How can you find a secure 5-15% return on your investment with NO risk at all? Simple – start paying off your debts. The FIRE lifestyle begins with paying off the bank, credit cards & mortgage. Debt is a four-letter word that needs to be banished from your financial vocabulary.
There are a few simple strategies to do so. One approach says to pay off the debts you have with the highest interest rates first. These are generally unsecured debts like credit cards and personal loans. Another approach (espoused by Dave Ramsey, the radio host) is to pay off debts starting with your smallest first. That leaves bigger secured loans – like car payments & mortgages – for last. Either can work. The key is attitude. You need to go to war against your debt or you will never live financially independent or have a chance at early retirement.
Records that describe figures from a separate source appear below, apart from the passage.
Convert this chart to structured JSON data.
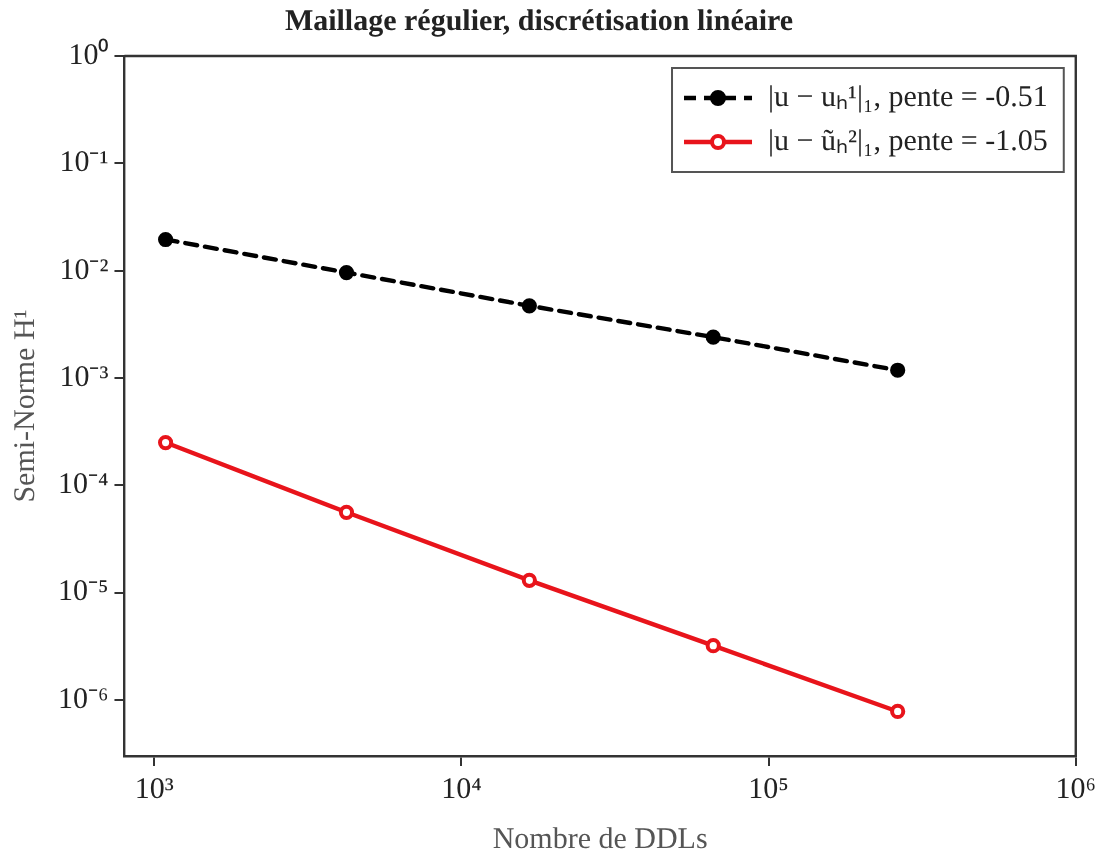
{
  "chart_data": {
    "type": "line",
    "title": "Maillage régulier, discrétisation linéaire",
    "xlabel": "Nombre de DDLs",
    "ylabel": "Semi-Norme H¹",
    "x": [
      1089,
      4225,
      16641,
      66049,
      263169
    ],
    "series": [
      {
        "name": "|u − uₕ¹|₁, pente = -0.51",
        "color": "#000000",
        "values": [
          0.0195,
          0.0096,
          0.0047,
          0.0024,
          0.00118
        ],
        "line_style": "dashed",
        "marker": "circle"
      },
      {
        "name": "|u − ũₕ²|₁, pente = -1.05",
        "color": "#e8141b",
        "values": [
          0.00025,
          5.6e-05,
          1.3e-05,
          3.2e-06,
          7.8e-07
        ],
        "line_style": "solid",
        "marker": "circle"
      }
    ],
    "log": "xy",
    "xlim": [
      800,
      1000000
    ],
    "ylim": [
      3e-07,
      1
    ],
    "xticks": [
      {
        "value": 1000,
        "label": "10³"
      },
      {
        "value": 10000,
        "label": "10⁴"
      },
      {
        "value": 100000,
        "label": "10⁵"
      },
      {
        "value": 1000000,
        "label": "10⁶"
      }
    ],
    "yticks": [
      {
        "value": 1e-06,
        "label": "10⁻⁶"
      },
      {
        "value": 1e-05,
        "label": "10⁻⁵"
      },
      {
        "value": 0.0001,
        "label": "10⁻⁴"
      },
      {
        "value": 0.001,
        "label": "10⁻³"
      },
      {
        "value": 0.01,
        "label": "10⁻²"
      },
      {
        "value": 0.1,
        "label": "10⁻¹"
      },
      {
        "value": 1,
        "label": "10⁰"
      }
    ],
    "grid": false,
    "legend": "top right"
  }
}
Some people think that mortgages fall in a special category of debt. Because the interest (for some) is tax deductible, they look at mortgage debt as a low-cost way to borrow money that could then be invested in the stock market or other investments. The problems of this thinking are many. First, mortgage interest isn’t deductible for everyone – only folks that are itemizing deductions (not taking the standard deduction). This also excludes anyone that has an income that puts them above the AMT (alternative minimum tax). All told, less than half of Americans itemize their taxes, according to the Tax Foundation. Second, other investments don’t have the 100% guarantee of return that paying off your mortgage does. The most secure investments (say a bank CD) pay pretty close to 0% today, so adjusting for risk, paying off your mortgage is one of the best relative investment deals you can get.
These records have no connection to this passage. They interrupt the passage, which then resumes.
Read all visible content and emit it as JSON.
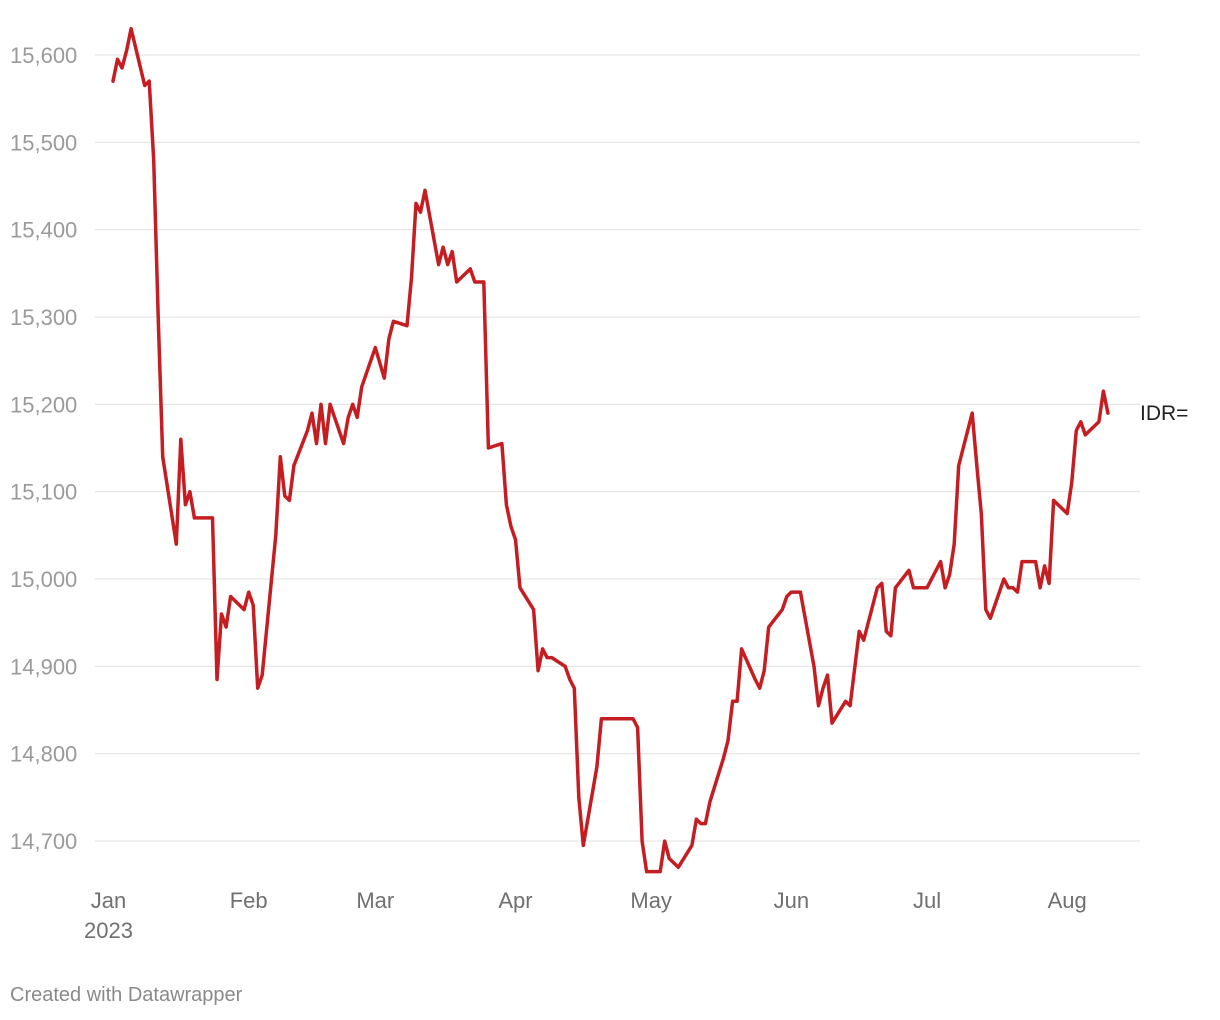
{
  "chart_data": {
    "type": "line",
    "title": "",
    "xlabel": "",
    "ylabel": "",
    "ylim": [
      14660,
      15640
    ],
    "xlim": [
      "2023-01-02",
      "2023-08-14"
    ],
    "yticks": [
      14700,
      14800,
      14900,
      15000,
      15100,
      15200,
      15300,
      15400,
      15500,
      15600
    ],
    "ytick_labels": [
      "14,700",
      "14,800",
      "14,900",
      "15,000",
      "15,100",
      "15,200",
      "15,300",
      "15,400",
      "15,500",
      "15,600"
    ],
    "xticks": [
      {
        "date": "2023-01-01",
        "label": "Jan",
        "sublabel": "2023"
      },
      {
        "date": "2023-02-01",
        "label": "Feb",
        "sublabel": ""
      },
      {
        "date": "2023-03-01",
        "label": "Mar",
        "sublabel": ""
      },
      {
        "date": "2023-04-01",
        "label": "Apr",
        "sublabel": ""
      },
      {
        "date": "2023-05-01",
        "label": "May",
        "sublabel": ""
      },
      {
        "date": "2023-06-01",
        "label": "Jun",
        "sublabel": ""
      },
      {
        "date": "2023-07-01",
        "label": "Jul",
        "sublabel": ""
      },
      {
        "date": "2023-08-01",
        "label": "Aug",
        "sublabel": ""
      }
    ],
    "grid": true,
    "legend": "none",
    "series": [
      {
        "name": "IDR=",
        "color": "#c41e22",
        "points": [
          [
            "2023-01-02",
            15570
          ],
          [
            "2023-01-03",
            15595
          ],
          [
            "2023-01-04",
            15585
          ],
          [
            "2023-01-05",
            15605
          ],
          [
            "2023-01-06",
            15630
          ],
          [
            "2023-01-09",
            15565
          ],
          [
            "2023-01-10",
            15570
          ],
          [
            "2023-01-11",
            15480
          ],
          [
            "2023-01-12",
            15300
          ],
          [
            "2023-01-13",
            15140
          ],
          [
            "2023-01-16",
            15040
          ],
          [
            "2023-01-17",
            15160
          ],
          [
            "2023-01-18",
            15085
          ],
          [
            "2023-01-19",
            15100
          ],
          [
            "2023-01-20",
            15070
          ],
          [
            "2023-01-23",
            15070
          ],
          [
            "2023-01-24",
            15070
          ],
          [
            "2023-01-25",
            14885
          ],
          [
            "2023-01-26",
            14960
          ],
          [
            "2023-01-27",
            14945
          ],
          [
            "2023-01-28",
            14980
          ],
          [
            "2023-01-31",
            14965
          ],
          [
            "2023-02-01",
            14985
          ],
          [
            "2023-02-02",
            14970
          ],
          [
            "2023-02-03",
            14875
          ],
          [
            "2023-02-04",
            14890
          ],
          [
            "2023-02-07",
            15050
          ],
          [
            "2023-02-08",
            15140
          ],
          [
            "2023-02-09",
            15095
          ],
          [
            "2023-02-10",
            15090
          ],
          [
            "2023-02-11",
            15130
          ],
          [
            "2023-02-14",
            15170
          ],
          [
            "2023-02-15",
            15190
          ],
          [
            "2023-02-16",
            15155
          ],
          [
            "2023-02-17",
            15200
          ],
          [
            "2023-02-18",
            15155
          ],
          [
            "2023-02-19",
            15200
          ],
          [
            "2023-02-22",
            15155
          ],
          [
            "2023-02-23",
            15185
          ],
          [
            "2023-02-24",
            15200
          ],
          [
            "2023-02-25",
            15185
          ],
          [
            "2023-02-26",
            15220
          ],
          [
            "2023-03-01",
            15265
          ],
          [
            "2023-03-03",
            15230
          ],
          [
            "2023-03-04",
            15275
          ],
          [
            "2023-03-05",
            15295
          ],
          [
            "2023-03-08",
            15290
          ],
          [
            "2023-03-09",
            15345
          ],
          [
            "2023-03-10",
            15430
          ],
          [
            "2023-03-11",
            15420
          ],
          [
            "2023-03-12",
            15445
          ],
          [
            "2023-03-15",
            15360
          ],
          [
            "2023-03-16",
            15380
          ],
          [
            "2023-03-17",
            15360
          ],
          [
            "2023-03-18",
            15375
          ],
          [
            "2023-03-19",
            15340
          ],
          [
            "2023-03-22",
            15355
          ],
          [
            "2023-03-23",
            15340
          ],
          [
            "2023-03-24",
            15340
          ],
          [
            "2023-03-25",
            15340
          ],
          [
            "2023-03-26",
            15150
          ],
          [
            "2023-03-29",
            15155
          ],
          [
            "2023-03-30",
            15085
          ],
          [
            "2023-03-31",
            15060
          ],
          [
            "2023-04-01",
            15045
          ],
          [
            "2023-04-02",
            14990
          ],
          [
            "2023-04-05",
            14965
          ],
          [
            "2023-04-06",
            14895
          ],
          [
            "2023-04-07",
            14920
          ],
          [
            "2023-04-08",
            14910
          ],
          [
            "2023-04-09",
            14910
          ],
          [
            "2023-04-12",
            14900
          ],
          [
            "2023-04-13",
            14885
          ],
          [
            "2023-04-14",
            14875
          ],
          [
            "2023-04-15",
            14750
          ],
          [
            "2023-04-16",
            14695
          ],
          [
            "2023-04-19",
            14785
          ],
          [
            "2023-04-20",
            14840
          ],
          [
            "2023-04-27",
            14840
          ],
          [
            "2023-04-28",
            14830
          ],
          [
            "2023-04-29",
            14700
          ],
          [
            "2023-04-30",
            14665
          ],
          [
            "2023-05-03",
            14665
          ],
          [
            "2023-05-04",
            14700
          ],
          [
            "2023-05-05",
            14680
          ],
          [
            "2023-05-07",
            14670
          ],
          [
            "2023-05-10",
            14695
          ],
          [
            "2023-05-11",
            14725
          ],
          [
            "2023-05-12",
            14720
          ],
          [
            "2023-05-13",
            14720
          ],
          [
            "2023-05-14",
            14745
          ],
          [
            "2023-05-17",
            14795
          ],
          [
            "2023-05-18",
            14815
          ],
          [
            "2023-05-19",
            14860
          ],
          [
            "2023-05-20",
            14860
          ],
          [
            "2023-05-21",
            14920
          ],
          [
            "2023-05-24",
            14885
          ],
          [
            "2023-05-25",
            14875
          ],
          [
            "2023-05-26",
            14895
          ],
          [
            "2023-05-27",
            14945
          ],
          [
            "2023-05-30",
            14965
          ],
          [
            "2023-05-31",
            14980
          ],
          [
            "2023-06-01",
            14985
          ],
          [
            "2023-06-03",
            14985
          ],
          [
            "2023-06-06",
            14900
          ],
          [
            "2023-06-07",
            14855
          ],
          [
            "2023-06-08",
            14875
          ],
          [
            "2023-06-09",
            14890
          ],
          [
            "2023-06-10",
            14835
          ],
          [
            "2023-06-13",
            14860
          ],
          [
            "2023-06-14",
            14855
          ],
          [
            "2023-06-16",
            14940
          ],
          [
            "2023-06-17",
            14930
          ],
          [
            "2023-06-20",
            14990
          ],
          [
            "2023-06-21",
            14995
          ],
          [
            "2023-06-22",
            14940
          ],
          [
            "2023-06-23",
            14935
          ],
          [
            "2023-06-24",
            14990
          ],
          [
            "2023-06-27",
            15010
          ],
          [
            "2023-06-28",
            14990
          ],
          [
            "2023-07-01",
            14990
          ],
          [
            "2023-07-04",
            15020
          ],
          [
            "2023-07-05",
            14990
          ],
          [
            "2023-07-06",
            15005
          ],
          [
            "2023-07-07",
            15040
          ],
          [
            "2023-07-08",
            15130
          ],
          [
            "2023-07-11",
            15190
          ],
          [
            "2023-07-12",
            15130
          ],
          [
            "2023-07-13",
            15075
          ],
          [
            "2023-07-14",
            14965
          ],
          [
            "2023-07-15",
            14955
          ],
          [
            "2023-07-18",
            15000
          ],
          [
            "2023-07-19",
            14990
          ],
          [
            "2023-07-20",
            14990
          ],
          [
            "2023-07-21",
            14985
          ],
          [
            "2023-07-22",
            15020
          ],
          [
            "2023-07-25",
            15020
          ],
          [
            "2023-07-26",
            14990
          ],
          [
            "2023-07-27",
            15015
          ],
          [
            "2023-07-28",
            14995
          ],
          [
            "2023-07-29",
            15090
          ],
          [
            "2023-08-01",
            15075
          ],
          [
            "2023-08-02",
            15110
          ],
          [
            "2023-08-03",
            15170
          ],
          [
            "2023-08-04",
            15180
          ],
          [
            "2023-08-05",
            15165
          ],
          [
            "2023-08-08",
            15180
          ],
          [
            "2023-08-09",
            15215
          ],
          [
            "2023-08-10",
            15190
          ]
        ]
      }
    ]
  },
  "credit": "Created with Datawrapper"
}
I have a good friend who disagrees with me. My DW and I paid off our mortgage in 2011 (at 45 years old) and I’ve never looked back. Taking a different view, with interest rates low and the economy on the rebound from the Great Recession, my friend Michael kept his dollars invested in the stock market. Over that period the S&P500 has grown +54%.
It certainly looks like he made the better choice, but did he? The outcome isn’t always the best way to evaluate the strategy. If he successfully bet his ‘mortgage money’ on lucky 13 at the roulette table and doubled it, would you also have thought him a savvy investor? I think not! Risk is risk and while he timed the market very well – no one can know what the future will bring. One needs to compare investments with their best viable alternative. Paying off your mortgage is heads & shoulders above other risk free investments. Don’t believe me? Take out a second mortgage on your house and invest that in the stock market!